A TYPICAL DAY
We got up usually around 5, grabbed our sleeping bags and the bumbag, got dressed in the hallway and hit the road. This rythm suited us and gave us several hours walking all alone and like medieval pilgrims, we had the most wonderful view of the milky way to navigate by, to the music of the crickets. As the Sun got up behind us, more and more people joined the path, and another music emerged.
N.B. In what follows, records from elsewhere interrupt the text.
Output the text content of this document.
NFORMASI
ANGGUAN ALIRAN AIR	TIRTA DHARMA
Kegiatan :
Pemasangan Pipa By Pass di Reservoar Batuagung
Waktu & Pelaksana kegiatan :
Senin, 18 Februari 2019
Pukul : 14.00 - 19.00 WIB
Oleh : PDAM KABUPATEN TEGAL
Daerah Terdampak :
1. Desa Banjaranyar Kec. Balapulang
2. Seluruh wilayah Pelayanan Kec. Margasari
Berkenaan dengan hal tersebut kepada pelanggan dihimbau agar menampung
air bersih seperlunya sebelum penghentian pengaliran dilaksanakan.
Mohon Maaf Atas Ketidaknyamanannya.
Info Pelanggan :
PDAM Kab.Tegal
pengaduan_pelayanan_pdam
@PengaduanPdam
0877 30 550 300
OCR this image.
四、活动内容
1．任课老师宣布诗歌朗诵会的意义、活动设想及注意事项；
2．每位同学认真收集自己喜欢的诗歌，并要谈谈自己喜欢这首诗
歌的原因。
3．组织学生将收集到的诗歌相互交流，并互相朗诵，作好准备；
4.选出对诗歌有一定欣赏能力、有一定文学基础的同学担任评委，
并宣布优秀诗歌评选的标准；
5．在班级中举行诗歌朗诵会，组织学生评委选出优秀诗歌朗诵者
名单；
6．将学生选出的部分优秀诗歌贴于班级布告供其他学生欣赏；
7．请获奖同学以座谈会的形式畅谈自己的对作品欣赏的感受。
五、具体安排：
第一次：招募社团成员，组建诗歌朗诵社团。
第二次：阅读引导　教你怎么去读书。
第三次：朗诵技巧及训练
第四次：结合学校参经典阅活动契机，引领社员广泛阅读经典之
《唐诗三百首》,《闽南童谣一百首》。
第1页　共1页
A mix of shoes hitting the dirt road, walking sticks, some people laughing, some talking, others just breathing. A mix of “Hola, buenas dias, buen camino” as an everrepeating pointless, yet wonderfull “conversation” that deluded you to feel a part of a whole.
PART OF A WHOLE
Looking at your fellow companions makes you wonder how people like you and them, being so obviously different in seemingly every aspect and choice in life, still end up drawing one common conclusion (doing the camino). The realisation of this basic common decision wasn’t hard to transform into the fact that however different manners of living life, everyone you see, everyday, has at least for now, made the same conclusion (to continue living).
I never Got to qoute Frank Black “Are You headed my way? (to the golden land)” - which would have made an absolutely arbitrary joke.
Our Vibrams turned out to be another good, if not fantastic decision, as them weighing nothing, not causing a single blister and bringing forth smiles on the faces of our fellow companions, nomatter how sore their feets were, made the whole trip seem like the true pleasure it should.
PEOPLE ARE STRANGE...
Having the chance to meet people, a whole lot stranger or maybe just different from ourselfes made a continous test of our ever limited capacity to accept their quirks. The demands for your curiosity when it comes to accept an odd way of eating, walking, living, believing etc are not to be undereestimated. This made a continous ego threatening pleasure.
WHEN YOU'RE A STRANGER
Here I’m both thinking of the people taking nitroglycerin for their angina while going uphill, finally making it to the restaurant, ordering chips, beer, taking their astma medication and antihypertensivae along with lightning another cigarette. Those people we hardly never confront at home, expressing our concern for their welfare and somehow they dont challenge our capability of accepting their different choices.
WITH TYPICAL PEOPLE
That is, more generally, the problem when people exagerate certain behavior for uncertain heatlh/love/peace benefits rather than for taste buds. You meet so many people where the obvious similarity (humans, camino etc) becomes a deep connecting link, that makes You focus on how the differences in some way or another, represents some distinct part of your own personality that for some sociocultural reason did not blossom as it appears to have done in your adverse projection.
We met wonderful people challenging and visualizing how challenging we must be ourselfes, for our surroundings at home. Having decided to not just walk the camino but doing so Raw, with an absolute minimum of luggage 4-5 kg and walking almost barefooted, I was worried we would be considered weird, which we did, BUT we met even weirder people constantly reminding of what acceptance and tolerance our general behavior demands.
Here I would like to mention two Germans, father and son, having tried living on clay, stones, only sunfood, sand and 801010. The fun part being they did it for weeks to months, for instance 3 weeks of only sand?! For me the even strangest thing was that all the litterature to which I swear they knew nothing about, Gerson therapy? 801010? Douglas Graham? Nope, none of it made any bells ring. Which makes it even more amazing.
DO US PART
Another girl was stading in the sideway, giving away fruits, sodas, cakes all ecological, mostly sugared and just for the pay of Love. So why are you here? “Its easy really, just love, just want to give love to the people passing by on their camino, I was on the camino myself, I stopped here 9 months ago, I sleep here and just share my love...” ehehm.... I know I want to live that way, want to believe that: thats what its all about, maybe not sharing a eco junk food (perhaps just love?), but can’t do it, and I had some fun after we passed her (making cash donations in the voluntary donation box) not judging her and dissecting all the counterintuitive, sectarian sound a like bullshit she blabbered on about. Obviously I didn’t succeed completely, which made me succeed in another way. Her view on life, her hypocrisy and the fact that I (the openminded, ever curious, and fantastic person I am) labeled and judged her, how can I wonder why I’m exposed to the same.